Nine malnourished and nine children who had recovered from malnutrition were given a single injection of albumin-131I and were studied during consecutive periods in which the dietary protein was changed.

Malnourished children had significantly lower catabolic rates of albumin than had recovered children on the same protein intake. Both nutritional groups, however, showed a progressive fall in catabolic rate after 3-5 days on a low protein diet (0.7-1.0 g/kg per day), and the maximum effect was seen in the 2nd wk of low protein feeding. The catabolic rate could return to normal within 3 wk in a malnourished child fed 4 g of protein/kg per day.

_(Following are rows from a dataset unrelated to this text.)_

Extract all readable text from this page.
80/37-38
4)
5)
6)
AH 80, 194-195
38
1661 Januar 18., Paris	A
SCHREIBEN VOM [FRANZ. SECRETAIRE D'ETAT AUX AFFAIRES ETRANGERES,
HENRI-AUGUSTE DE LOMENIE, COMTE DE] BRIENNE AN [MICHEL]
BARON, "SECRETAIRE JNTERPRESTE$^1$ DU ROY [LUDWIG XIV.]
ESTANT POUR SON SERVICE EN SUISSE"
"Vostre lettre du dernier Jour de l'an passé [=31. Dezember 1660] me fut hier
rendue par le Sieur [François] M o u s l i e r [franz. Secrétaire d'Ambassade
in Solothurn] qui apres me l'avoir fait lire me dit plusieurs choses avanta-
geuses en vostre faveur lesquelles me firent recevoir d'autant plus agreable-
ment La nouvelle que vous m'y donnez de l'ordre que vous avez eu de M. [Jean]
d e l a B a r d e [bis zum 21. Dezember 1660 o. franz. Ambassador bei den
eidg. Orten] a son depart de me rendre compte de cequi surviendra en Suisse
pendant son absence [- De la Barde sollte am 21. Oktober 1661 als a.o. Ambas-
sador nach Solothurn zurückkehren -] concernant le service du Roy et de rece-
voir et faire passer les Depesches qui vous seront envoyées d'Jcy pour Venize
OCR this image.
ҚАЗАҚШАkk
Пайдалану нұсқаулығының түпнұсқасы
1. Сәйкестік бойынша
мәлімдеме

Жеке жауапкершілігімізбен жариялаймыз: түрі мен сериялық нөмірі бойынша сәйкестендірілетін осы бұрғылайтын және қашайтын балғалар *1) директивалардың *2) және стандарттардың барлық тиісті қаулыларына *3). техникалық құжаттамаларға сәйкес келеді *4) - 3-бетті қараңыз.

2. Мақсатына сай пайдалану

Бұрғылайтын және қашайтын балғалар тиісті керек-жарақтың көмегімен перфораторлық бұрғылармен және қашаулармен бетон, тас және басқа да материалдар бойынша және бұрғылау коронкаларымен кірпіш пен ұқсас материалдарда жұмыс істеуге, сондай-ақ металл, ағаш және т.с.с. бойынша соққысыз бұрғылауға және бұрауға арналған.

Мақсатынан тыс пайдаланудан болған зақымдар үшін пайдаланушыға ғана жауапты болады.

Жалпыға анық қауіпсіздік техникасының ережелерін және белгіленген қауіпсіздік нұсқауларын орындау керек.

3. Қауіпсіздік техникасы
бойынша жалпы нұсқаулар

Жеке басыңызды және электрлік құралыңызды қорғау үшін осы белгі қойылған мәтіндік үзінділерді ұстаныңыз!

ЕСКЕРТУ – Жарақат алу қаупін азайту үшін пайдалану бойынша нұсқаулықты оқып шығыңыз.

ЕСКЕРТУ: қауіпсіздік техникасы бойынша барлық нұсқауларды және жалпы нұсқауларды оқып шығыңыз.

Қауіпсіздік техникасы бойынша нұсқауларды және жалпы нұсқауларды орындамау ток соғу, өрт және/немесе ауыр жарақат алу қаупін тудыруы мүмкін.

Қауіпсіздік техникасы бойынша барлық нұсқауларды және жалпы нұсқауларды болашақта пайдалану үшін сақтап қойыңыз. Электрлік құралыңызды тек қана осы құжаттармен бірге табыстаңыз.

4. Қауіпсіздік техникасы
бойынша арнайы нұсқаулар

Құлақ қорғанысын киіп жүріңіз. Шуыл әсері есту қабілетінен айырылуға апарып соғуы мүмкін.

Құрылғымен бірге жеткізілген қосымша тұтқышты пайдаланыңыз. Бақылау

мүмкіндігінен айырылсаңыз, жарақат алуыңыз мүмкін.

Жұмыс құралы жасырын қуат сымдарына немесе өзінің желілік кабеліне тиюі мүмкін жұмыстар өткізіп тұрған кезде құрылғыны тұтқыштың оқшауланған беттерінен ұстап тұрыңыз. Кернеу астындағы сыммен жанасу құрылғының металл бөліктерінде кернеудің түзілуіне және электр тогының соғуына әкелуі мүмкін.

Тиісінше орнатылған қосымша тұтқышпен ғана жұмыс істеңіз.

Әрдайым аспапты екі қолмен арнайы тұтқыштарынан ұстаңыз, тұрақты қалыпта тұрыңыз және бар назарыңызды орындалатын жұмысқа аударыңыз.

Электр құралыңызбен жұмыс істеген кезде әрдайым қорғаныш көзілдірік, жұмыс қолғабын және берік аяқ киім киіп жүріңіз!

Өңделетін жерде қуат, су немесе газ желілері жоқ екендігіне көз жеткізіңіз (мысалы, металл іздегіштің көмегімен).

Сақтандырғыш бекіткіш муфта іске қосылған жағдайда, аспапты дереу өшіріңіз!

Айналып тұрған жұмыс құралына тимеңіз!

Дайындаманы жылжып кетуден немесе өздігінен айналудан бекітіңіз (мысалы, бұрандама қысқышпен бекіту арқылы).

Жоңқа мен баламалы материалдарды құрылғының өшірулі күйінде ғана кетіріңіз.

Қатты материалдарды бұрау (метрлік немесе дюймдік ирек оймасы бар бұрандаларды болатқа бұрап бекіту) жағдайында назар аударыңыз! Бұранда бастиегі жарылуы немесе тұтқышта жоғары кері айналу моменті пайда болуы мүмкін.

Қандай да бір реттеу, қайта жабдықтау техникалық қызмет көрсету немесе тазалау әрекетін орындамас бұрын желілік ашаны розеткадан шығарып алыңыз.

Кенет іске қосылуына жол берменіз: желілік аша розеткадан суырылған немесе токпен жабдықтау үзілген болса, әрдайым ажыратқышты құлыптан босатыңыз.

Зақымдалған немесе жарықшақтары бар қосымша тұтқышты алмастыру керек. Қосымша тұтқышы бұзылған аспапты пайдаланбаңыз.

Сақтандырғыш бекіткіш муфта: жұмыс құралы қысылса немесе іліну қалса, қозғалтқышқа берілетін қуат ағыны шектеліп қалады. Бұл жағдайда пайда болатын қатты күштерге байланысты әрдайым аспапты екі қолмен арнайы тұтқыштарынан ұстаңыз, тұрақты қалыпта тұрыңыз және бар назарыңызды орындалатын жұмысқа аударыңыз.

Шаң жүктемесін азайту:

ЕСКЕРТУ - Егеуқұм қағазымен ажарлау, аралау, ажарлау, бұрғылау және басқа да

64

The albumin synthetic rate was measured by a computer technique suitable for nonsteady-state conditions. The synthetic rate in the malnourished groups (101 mg/kg per day) fed on a low protein diet was significantly lower than the rate in the recovered groups (148 mg/kg per day). The synthetic rate responded rapidly to a change in diet; when the rate fell, the intravascular albumin mass was maintained by two compensating mechanisms: (1) a net transfer of extravascular albumin into the intravascular pool; and (2) by a delayed fall in the catabolic rate. The net transfer of albumin into the intravascular compartment diminished as the catabolic rate fell.

Adaptation to a low protein diet was associated with: (a) low synthetic and catabolic rates of albumin; (b) a reduced extravascular albumin mass; and (c) a capacity for a rapid return to normal in the synthetic rate when the dietary protein was increased.